La coppia coronata del teatro italiano, Paola Gassman e Ugo Pagliai, ha riunito per la prima al Duse martedì un bel pubblico. Numeroso e, nel caso di Simonetta Morini, particolarmente elegante. Tutta una trasparenza tempestata di jais per il decolté pigramente coperto con una stola. Vagamente estraniante l’effetto di questa apparizione sotto le luci impietose dei fanali di via Bacigalupo, ma di grande impatto… e poi come suol dirsi: “Vive la difference”.

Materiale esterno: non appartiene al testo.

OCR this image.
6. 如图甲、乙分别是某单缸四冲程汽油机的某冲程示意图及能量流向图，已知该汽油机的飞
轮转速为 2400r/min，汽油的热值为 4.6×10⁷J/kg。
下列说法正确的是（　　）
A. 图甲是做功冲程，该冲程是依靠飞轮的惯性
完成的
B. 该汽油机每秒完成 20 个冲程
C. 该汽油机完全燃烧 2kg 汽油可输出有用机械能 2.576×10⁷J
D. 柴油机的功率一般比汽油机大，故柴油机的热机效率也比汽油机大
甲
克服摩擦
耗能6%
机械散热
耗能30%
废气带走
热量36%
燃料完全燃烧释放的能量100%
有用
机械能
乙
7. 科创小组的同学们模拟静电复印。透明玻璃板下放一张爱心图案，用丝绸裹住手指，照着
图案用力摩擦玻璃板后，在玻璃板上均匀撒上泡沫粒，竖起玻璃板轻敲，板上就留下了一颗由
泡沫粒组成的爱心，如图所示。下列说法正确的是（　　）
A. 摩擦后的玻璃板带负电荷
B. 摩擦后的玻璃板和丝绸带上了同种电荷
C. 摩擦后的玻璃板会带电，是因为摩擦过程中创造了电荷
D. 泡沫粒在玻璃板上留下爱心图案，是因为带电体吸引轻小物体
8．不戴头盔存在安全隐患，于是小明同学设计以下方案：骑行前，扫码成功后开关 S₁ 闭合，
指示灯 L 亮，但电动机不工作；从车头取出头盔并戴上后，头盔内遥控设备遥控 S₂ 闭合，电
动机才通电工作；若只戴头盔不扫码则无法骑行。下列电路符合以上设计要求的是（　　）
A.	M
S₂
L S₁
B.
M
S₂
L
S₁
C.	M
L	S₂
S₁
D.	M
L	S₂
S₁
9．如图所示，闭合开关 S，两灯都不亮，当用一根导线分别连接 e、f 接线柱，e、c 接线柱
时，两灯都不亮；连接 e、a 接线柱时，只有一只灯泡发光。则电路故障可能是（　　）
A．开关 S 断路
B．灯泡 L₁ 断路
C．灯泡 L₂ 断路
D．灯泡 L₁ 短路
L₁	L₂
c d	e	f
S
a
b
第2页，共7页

Pagliai sa come farsi apprezzare, è generoso, verista e il pubblico lo coccola. Io sono una grande fan del totale understatement di Paola Gassman, ma è il mattatore assoluto è lui, se si escludono gli splendidi disegni di Buzzati (alcuni tratti dal suo capolavoro: L’invasione degli Orsi in Sicilia), proiettati come una scenografia. Beh, diciamo che in questo caso la citazione all’Urfaust di Andrea Liberovici (in cui Paola e Ugo si sono esibiti l’anno scorso) è palese. Sette piani, così si chiama la piece, è tratta da una novella, una delle più angoscianti di Buzzati, parabola sul nostro destino umano o sociale?

Credo che ad ognuno sia lasciata la libera scelta, sta di fatto si scende sempre più in basso! Come sembra scendere in basso la rissa politica sui Dico. Vittorio Sgrabi (particolarmente esaltato) ieri notte ululava sullo stage di Markette: «Inculatevi e siate felici», cito testualmente. Ma non era una campagna dell’ArciGay a favore di questa singolare pratica, il senso era: fate quello che volete ma non rompete l’anima con i vostri così detti diritti. Tutto partiva dalla tesi, reiterata dal tuttologo ferrarese fino a far temere un principio di Alzheimer, su cui si basava il suo intervento.

Cito ancora testualmente: «La famiglia è un valore, l’omosessualità è un piacere». Dal che si arguisce che i valori (famiglia inclusa) tanto un piacere non sono, l’omosessualità invece si! Ma i genovesi cosa ne pensano? Ho colto l’occasione della prima per un mini sondaggio tra i presenti. Raimondo Sirotti: «Favorevole, certamente! E poi da che pulpito vengono le critiche… » Ambra Gaudenzi, a favore, malgrado il jet lag, Paolo Marenco, favorevole con moderazione (se volete saperne di più andate lunedì a Villa Cambiaso il ciclo di conferenze organizzato da Palo, è sulla cultura di impresa, ma forse una battuta ci scappa).

Silvia Venturino: «Era ora, in Italia siamo sempre in ritardo... io invece sono in anticipo, convivo solo da sette anni, non ho diritto a niente. Ma tanto adesso mi sposo!», e si apre il toto scommesse per il colore dell’abito. Giacomo Famà (che sabato 17 inaugura in via Lomellini il suo prestigioso corso di fotografia, rigorosamente in bianco e nero) è un buono, e vota a favore dei diritti dell’amore.

Ma la risposta più arguta, anche se sguscia di tra le mani come una saponetta, e quella di Simonetta Morini: «Non ti do il mio parere ma quello di Oscar Wilde, tratto da una battuata del mio personaggio, Lady Allonby. Alla domanda quale sia il marito ideale lei risponde: Non esiste, l’istituzione stessa del matrimonio è sbagliata! Non capisco perché creare altre istituzioni!».